Naturally, this created a moral and ethical issue. These first neural networks were both highly experimental and highly invasive—the work papers Chang and his crew published described how the filaments of the network would need to penetrate and migrate through the brain matter, essentially turning the brain into a massive pincushion, without any guarantee that the invasion of this artificial neural network wouldn’t kill or debilitate these Haden’s patients even more than they were.

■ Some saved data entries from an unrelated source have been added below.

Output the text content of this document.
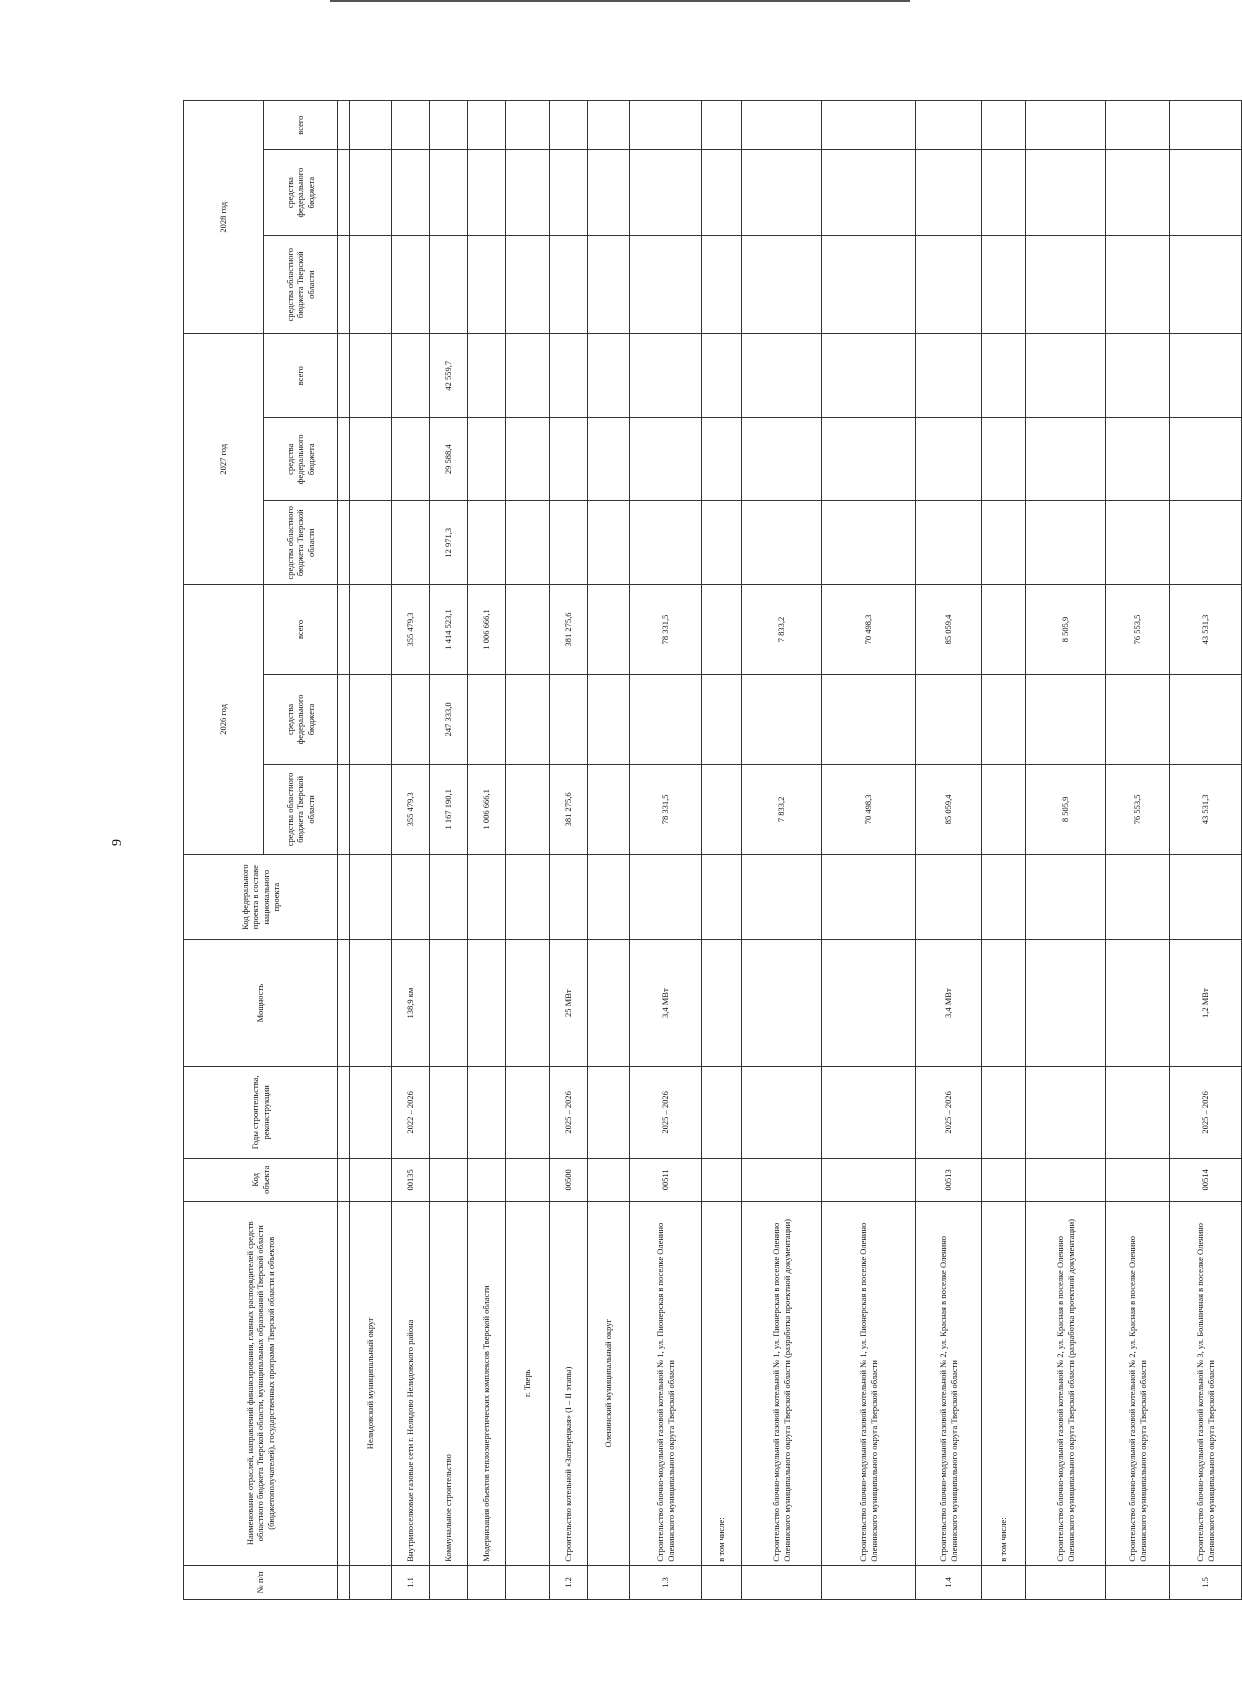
9
№ п/п	Наименование отраслей, направлений финансирования, главных распорядителей средств областного бюджета Тверской области, муниципальных образований Тверской области (бюджетополучателей), государственных программ Тверской области и объектов	Код объекта	Годы строительства, реконструкции	Мощность	Код федерального проекта в составе национального проекта	2026 год			2027 год			2028 год		
						средства областного бюджета Тверской области	средства федерального бюджета	всего	средства областного бюджета Тверской области	средства федерального бюджета	всего	средства областного бюджета Тверской области	средства федерального бюджета	всего

	Нелидовский муниципальный округ													
1.1	Внутрипоселковые газовые сети г. Нелидово Нелидовского района	00135	2022 – 2026	138,9 км		355 479,3		355 479,3						
	Коммунальное строительство					1 167 190,1	247 333,0	1 414 523,1	12 971,3	29 588,4	42 559,7			
	Модернизация объектов теплоэнергетических комплексов Тверской области					1 006 666,1		1 006 666,1						
	г. Тверь													
1.2	Строительство котельной «Затверецкая» (I – II этапы)	00500	2025 – 2026	25 МВт		381 275,6		381 275,6						
	Оленинский муниципальный округ													
1.3	Строительство блочно-модульной газовой котельной № 1, ул. Пионерская в поселке Оленино Оленинского муниципального округа Тверской области	00511	2025 – 2026	3,4 МВт		78 331,5		78 331,5						
	в том числе:													
	Строительство блочно-модульной газовой котельной № 1, ул. Пионерская в поселке Оленино Оленинского муниципального округа Тверской области (разработка проектной документации)					7 833,2		7 833,2						
	Строительство блочно-модульной газовой котельной № 1, ул. Пионерская в поселке Оленино Оленинского муниципального округа Тверской области					70 498,3		70 498,3						
1.4	Строительство блочно-модульной газовой котельной № 2, ул. Красная в поселке Оленино Оленинского муниципального округа Тверской области	00513	2025 – 2026	3,4 МВт		85 059,4		85 059,4						
	в том числе:													
	Строительство блочно-модульной газовой котельной № 2, ул. Красная в поселке Оленино Оленинского муниципального округа Тверской области (разработка проектной документации)					8 505,9		8 505,9						
	Строительство блочно-модульной газовой котельной № 2, ул. Красная в поселке Оленино Оленинского муниципального округа Тверской области					76 553,5		76 553,5						
1.5	Строительство блочно-модульной газовой котельной № 3, ул. Больничная в поселке Оленино Оленинского муниципального округа Тверской области	00514	2025 – 2026	1,2 МВт		43 531,3		43 531,3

When I wrote up the stories on the work papers the families of Haden’s patients nearly rioted. They felt like their family members were about to be victimized a second time. President Haden had to cut short a trip to Indonesia to come back and deal with it. He was not happy about it, or with me. [New York Times Publisher] Bitsy Lapine called me into her office to let me know that the President had called and yelled at her about me for twenty minutes. Bitsy, bless her, eventually recited the First Amendment at him and hung up.
Heng Chang:
The media response to our initial set of work papers highlighted the problem that the public had in understanding how efficiently we could model the human brain, and the network’s interaction with it. We were very comfortable that the networks could be installed safely in nearly all cases. But there was always that tiny bit of risk that you can never get rid of, and so the press and the families focused on that. There was really no way we’d be able to get volunteers from the general Haden population after that.
Irving Bennett:
This is where the near-universal nature of Haden’s Syndrome came to the rescue. The first guinea pigs for the networks were eventually recruited from three distinct groups. The first was the very elderly—people who from an actuarial point of view only had a couple years of life in them even before they got sick with Haden’s. The second group was people with terminal illnesses who also got Haden’s—stage four cancer patients and patients with other advanced illnesses. These two groups had almost literally nothing to lose by volunteering to test these networks.